Manifestação dessa plenitude foi a glória imperial. A guerra era símbolo de vitalidade e pujança. Nunca se pode esquecer que em 1914 os soldados partiram entre aclamações de multidões excitadas. Foi em alegria e exaltação que começou a "Grande Guerra", que ficaria com o nome muito mais sinistro de "Primeira Guerra Mundial". Em 1914 ninguém sabia que começavam os 30 anos mais horríveis da história.
Parecia apenas mais um conflito entre vizinhos, igual a tantos. Não era já uma quezília feudal, porque as democracias e ditaduras tinham cunho popular. Mas todos o viam como as lutas de Luís XIV, Napoleão ou Bismarck. Só que a indústria aumentara exponencialmente a destruição bélica, ainda sem impacto táctico. Só no fim do conflito apareceram o avião e o tanque, que mudariam para sempre a batalha. Por enquanto a violência era estática, mas já colossal, com toneladas diárias de bombas, balas e metralha. A consequência foi uma chacina patética e inútil, com os exércitos empatados quatro anos sem resultados. Os vencidos não perderam no terreno; simplesmente desistiram.
Isto sangrou uma geração nas trincheiras. Pior, a raiva levou os derrotados, que pediram honrosamente o armistício, a serem cruelmente castigados com "reparações de guerra". Isto teve duas consequências. A primeira foi danificar o equilíbrio económico que funcionara tão bem antes da guerra. Os anos 1920 foram de alívio, pelo fim da luta, mas com latente instabilidade, manifestada em hiperinflações e sobrevalorizações cambiais. Tudo acabaria na euforia financeira de 1928 até ao crash de Outubro de 1929. Mal tratado politicamente, ele deflagraria a "grande depressão", o pior pesadelo económico da história moderna.
A segunda consequência foi pior. Ao desequilíbrio económico e à falta de crescimento juntou-se o esmagador sentimento de injustiça pela crueldade, o que embalou as forças extremistas que prometiam um mundo ideal. Desligada há décadas de referências espirituais, sociais e tradicionais, a humanidade ocidental estava pronta para embarcar em sonhos utópicos, que a incinerariam nas ditaduras da raça e do proletariado.

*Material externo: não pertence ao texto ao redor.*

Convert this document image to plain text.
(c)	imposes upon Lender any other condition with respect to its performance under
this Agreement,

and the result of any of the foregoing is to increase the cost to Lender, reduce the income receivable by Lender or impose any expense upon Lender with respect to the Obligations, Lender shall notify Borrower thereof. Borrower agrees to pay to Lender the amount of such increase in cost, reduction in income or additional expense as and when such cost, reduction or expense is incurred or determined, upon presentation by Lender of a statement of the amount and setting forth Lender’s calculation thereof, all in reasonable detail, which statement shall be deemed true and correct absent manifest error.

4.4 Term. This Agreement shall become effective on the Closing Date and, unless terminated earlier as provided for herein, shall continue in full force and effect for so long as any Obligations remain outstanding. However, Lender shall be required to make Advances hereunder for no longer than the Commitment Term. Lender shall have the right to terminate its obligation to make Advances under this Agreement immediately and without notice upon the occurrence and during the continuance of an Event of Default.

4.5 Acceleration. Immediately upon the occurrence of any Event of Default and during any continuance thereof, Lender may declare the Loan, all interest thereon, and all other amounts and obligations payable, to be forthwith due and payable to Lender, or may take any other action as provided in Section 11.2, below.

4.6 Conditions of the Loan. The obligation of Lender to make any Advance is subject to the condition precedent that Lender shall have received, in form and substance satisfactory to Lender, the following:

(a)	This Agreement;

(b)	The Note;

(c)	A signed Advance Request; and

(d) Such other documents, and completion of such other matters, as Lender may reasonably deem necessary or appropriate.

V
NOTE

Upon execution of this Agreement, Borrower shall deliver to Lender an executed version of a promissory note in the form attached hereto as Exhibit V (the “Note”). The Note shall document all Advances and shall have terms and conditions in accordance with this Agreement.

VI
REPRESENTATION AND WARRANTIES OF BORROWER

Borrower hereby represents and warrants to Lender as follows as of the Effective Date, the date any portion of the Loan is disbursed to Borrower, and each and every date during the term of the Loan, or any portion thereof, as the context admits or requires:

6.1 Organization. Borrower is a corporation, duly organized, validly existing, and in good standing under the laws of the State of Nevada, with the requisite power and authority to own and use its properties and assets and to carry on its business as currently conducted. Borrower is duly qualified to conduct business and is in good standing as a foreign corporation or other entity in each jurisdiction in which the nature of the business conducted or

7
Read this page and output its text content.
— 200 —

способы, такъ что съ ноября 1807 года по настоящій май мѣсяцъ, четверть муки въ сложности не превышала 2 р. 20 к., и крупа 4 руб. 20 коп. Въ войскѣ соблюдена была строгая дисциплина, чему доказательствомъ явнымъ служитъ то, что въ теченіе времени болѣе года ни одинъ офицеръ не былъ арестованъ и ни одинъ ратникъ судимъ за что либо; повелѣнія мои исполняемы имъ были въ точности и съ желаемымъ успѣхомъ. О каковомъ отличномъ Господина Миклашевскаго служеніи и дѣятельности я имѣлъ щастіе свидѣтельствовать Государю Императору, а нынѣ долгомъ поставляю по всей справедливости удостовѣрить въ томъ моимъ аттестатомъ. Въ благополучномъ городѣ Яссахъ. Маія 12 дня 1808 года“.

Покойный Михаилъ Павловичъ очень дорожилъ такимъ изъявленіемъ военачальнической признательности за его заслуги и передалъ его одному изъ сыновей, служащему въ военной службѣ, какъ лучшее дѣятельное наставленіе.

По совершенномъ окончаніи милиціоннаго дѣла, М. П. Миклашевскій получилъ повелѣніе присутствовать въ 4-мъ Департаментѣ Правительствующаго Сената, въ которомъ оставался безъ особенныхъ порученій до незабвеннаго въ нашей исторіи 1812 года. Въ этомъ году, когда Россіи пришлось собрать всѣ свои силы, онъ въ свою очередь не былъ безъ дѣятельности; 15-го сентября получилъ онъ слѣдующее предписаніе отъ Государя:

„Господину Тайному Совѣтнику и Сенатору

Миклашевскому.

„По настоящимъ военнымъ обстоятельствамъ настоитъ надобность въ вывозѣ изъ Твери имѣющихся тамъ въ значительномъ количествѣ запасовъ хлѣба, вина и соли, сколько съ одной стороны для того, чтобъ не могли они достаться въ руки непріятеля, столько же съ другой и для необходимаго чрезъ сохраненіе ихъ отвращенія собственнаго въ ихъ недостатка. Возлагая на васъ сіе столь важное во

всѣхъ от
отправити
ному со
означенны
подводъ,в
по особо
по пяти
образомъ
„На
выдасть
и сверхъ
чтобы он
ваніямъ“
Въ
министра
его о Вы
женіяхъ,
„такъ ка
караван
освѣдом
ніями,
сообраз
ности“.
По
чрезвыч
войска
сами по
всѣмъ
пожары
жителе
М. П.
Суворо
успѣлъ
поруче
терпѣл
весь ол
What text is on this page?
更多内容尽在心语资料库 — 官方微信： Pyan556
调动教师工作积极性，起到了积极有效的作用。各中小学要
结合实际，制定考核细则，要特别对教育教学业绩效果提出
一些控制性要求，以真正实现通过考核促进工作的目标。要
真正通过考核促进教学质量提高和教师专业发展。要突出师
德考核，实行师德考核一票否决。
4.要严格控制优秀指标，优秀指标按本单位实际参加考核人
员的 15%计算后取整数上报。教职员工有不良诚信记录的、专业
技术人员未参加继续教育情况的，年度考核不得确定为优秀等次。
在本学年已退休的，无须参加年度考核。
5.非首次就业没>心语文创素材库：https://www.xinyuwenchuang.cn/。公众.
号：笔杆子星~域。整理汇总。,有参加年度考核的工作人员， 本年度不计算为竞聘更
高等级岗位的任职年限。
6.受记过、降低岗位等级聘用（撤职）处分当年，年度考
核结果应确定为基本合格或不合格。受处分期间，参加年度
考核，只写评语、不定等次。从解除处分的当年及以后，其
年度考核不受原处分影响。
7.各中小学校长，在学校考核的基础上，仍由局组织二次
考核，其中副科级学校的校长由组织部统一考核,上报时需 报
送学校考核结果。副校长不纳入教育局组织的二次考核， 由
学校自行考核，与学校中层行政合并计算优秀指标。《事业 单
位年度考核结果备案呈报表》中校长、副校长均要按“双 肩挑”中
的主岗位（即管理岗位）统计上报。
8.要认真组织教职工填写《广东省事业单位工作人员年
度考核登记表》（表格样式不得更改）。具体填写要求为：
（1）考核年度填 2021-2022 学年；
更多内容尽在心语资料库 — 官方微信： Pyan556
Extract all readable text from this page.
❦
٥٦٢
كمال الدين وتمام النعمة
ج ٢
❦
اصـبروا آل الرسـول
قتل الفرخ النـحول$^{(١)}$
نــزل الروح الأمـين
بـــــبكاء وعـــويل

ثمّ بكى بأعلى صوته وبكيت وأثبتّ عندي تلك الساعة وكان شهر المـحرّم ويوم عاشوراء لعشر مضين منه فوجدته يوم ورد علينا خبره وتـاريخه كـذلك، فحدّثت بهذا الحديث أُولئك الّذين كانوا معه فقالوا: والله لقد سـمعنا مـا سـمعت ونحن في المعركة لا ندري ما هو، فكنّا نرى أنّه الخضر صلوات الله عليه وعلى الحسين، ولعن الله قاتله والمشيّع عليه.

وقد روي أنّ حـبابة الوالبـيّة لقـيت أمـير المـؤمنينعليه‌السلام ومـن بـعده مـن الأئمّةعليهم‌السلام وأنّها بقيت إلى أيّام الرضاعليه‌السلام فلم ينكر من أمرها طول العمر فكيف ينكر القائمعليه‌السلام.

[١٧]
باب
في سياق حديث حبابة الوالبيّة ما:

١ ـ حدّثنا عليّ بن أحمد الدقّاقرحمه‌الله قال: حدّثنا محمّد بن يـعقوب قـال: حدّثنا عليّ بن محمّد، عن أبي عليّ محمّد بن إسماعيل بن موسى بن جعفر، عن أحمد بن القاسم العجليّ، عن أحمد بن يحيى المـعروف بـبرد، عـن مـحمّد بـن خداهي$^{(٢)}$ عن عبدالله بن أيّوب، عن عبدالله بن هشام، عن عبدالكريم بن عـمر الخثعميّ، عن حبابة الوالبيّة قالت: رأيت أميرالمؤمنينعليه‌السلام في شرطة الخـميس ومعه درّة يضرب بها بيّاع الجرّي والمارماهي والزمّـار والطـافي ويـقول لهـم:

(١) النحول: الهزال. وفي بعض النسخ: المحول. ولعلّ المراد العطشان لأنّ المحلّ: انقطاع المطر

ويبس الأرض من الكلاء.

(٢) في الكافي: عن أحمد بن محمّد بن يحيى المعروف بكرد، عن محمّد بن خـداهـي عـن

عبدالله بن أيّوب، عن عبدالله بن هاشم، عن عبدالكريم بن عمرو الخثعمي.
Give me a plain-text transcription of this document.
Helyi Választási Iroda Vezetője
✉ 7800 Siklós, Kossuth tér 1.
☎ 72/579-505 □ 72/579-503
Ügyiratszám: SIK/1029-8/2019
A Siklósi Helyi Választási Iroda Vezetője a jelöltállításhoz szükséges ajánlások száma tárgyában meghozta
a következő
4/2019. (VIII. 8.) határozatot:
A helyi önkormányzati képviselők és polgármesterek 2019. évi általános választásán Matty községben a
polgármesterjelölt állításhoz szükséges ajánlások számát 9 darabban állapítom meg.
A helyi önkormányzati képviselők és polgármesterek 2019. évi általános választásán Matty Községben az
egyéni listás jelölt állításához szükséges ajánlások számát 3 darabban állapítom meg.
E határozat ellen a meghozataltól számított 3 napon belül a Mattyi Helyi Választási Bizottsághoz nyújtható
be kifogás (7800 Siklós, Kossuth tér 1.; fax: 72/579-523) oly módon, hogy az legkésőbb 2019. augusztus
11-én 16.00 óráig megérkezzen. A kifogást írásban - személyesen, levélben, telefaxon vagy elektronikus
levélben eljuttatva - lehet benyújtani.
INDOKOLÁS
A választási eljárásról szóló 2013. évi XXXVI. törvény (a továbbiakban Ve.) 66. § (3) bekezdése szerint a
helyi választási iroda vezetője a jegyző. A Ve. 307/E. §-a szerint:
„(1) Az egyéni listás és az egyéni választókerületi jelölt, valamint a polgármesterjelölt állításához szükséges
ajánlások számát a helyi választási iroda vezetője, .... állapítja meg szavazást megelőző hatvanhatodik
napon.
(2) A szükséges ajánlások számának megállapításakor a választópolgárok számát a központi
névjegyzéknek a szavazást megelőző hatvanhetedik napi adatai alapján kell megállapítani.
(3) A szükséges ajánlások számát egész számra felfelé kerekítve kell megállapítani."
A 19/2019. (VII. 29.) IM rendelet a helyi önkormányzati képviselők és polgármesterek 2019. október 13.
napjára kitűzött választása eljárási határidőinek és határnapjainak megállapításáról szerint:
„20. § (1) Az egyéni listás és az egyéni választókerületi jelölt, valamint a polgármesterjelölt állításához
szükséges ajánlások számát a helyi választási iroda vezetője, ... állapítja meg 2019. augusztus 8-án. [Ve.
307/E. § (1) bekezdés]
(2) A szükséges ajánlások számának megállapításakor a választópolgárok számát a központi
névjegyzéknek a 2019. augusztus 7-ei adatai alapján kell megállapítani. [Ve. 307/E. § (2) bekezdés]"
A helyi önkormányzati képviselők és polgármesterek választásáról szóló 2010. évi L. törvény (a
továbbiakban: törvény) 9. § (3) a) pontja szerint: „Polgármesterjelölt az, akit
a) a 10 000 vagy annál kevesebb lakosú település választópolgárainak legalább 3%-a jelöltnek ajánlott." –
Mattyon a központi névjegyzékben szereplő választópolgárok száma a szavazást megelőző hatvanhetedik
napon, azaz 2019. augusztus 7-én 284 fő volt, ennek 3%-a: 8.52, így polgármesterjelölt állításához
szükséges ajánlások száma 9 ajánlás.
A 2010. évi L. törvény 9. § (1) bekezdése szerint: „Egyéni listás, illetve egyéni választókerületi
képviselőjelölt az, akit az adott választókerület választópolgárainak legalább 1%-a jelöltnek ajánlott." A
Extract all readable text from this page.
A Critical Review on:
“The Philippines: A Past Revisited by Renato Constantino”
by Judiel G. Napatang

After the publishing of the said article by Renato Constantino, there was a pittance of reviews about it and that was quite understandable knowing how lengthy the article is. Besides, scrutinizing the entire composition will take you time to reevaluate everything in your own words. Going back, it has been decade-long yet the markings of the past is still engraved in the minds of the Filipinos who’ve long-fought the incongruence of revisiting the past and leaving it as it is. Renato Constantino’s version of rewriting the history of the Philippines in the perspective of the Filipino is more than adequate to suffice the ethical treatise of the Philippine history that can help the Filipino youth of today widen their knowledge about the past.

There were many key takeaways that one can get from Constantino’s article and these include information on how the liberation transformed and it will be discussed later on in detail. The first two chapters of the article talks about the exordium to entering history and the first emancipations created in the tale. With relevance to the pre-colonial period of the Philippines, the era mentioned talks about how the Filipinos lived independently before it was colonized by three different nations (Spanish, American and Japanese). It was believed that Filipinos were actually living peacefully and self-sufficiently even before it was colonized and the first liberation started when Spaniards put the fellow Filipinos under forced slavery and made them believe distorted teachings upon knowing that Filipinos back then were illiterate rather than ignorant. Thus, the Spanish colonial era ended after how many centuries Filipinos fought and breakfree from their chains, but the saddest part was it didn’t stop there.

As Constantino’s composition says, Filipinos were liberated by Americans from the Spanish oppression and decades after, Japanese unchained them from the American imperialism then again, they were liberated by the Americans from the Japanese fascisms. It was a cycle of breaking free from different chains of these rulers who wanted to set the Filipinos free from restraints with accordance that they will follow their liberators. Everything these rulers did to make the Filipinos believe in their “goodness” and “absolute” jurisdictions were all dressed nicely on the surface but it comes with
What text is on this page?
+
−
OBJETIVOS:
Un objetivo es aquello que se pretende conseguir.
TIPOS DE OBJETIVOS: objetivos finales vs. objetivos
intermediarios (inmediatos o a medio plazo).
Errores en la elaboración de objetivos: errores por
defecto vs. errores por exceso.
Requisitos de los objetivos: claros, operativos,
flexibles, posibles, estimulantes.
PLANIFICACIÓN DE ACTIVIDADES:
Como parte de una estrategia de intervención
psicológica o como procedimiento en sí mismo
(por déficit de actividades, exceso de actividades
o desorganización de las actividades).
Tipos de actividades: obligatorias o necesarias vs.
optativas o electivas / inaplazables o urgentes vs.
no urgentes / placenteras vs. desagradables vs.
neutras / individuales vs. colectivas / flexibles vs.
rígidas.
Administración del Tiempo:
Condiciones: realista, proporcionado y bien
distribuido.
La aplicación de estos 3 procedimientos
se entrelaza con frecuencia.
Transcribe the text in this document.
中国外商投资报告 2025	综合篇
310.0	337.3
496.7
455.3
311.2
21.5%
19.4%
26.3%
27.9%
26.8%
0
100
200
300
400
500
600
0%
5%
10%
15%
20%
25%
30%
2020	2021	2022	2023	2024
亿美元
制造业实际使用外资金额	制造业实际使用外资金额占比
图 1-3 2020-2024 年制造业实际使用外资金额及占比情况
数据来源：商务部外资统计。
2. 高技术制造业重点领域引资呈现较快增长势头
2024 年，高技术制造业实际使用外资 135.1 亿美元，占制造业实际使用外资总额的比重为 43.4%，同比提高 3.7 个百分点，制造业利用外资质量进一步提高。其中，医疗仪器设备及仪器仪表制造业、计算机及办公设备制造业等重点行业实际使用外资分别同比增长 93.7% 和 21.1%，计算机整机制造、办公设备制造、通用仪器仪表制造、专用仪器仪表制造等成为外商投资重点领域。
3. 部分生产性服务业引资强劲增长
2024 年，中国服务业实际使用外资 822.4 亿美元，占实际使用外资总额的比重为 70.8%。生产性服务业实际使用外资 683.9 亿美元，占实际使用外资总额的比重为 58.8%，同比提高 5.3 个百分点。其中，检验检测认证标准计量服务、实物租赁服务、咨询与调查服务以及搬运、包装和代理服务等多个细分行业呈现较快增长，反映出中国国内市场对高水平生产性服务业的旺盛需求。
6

A guerra seguinte foi de movimento mas sem quartel, arrasando cidades, multiplicando campos de concentração. O mundo foi levado ao limite do inferno.
O auge do horror foi a Segunda Guerra Mundial, o holocausto e gulag. Mas ele ainda reverberaria na "revolução cultural" dos anos 1960, nos khmers vermelhos dos anos 1970, na China e na Coreia do Norte do século XXI.
O contraste entre a serena prosperidade de 1914 e o vórtice horroroso das décadas seguintes não podia ser maior. A humanidade já tinha vivido uma experiência como essa: "Nos dias que precederam o dilúvio, comia-se, bebia-se, os homens casavam e as mulheres eram dadas em casamento, até ao dia em que Noé entrou na Arca; e não deram por nada até chegar o dilúvio, que a todos arrastou" (Mt 24, 38-39). Esse ano permanecerá um aviso para a todos. Passado um século, as ameaças são muitas, mas a humanidade perdeu a ingenuidade e tem medo.
É irónico que o filme Noé de Darren Aronofsky seja um dos êxitos deste ano de 2014, cem anos após o ano do dilúvio.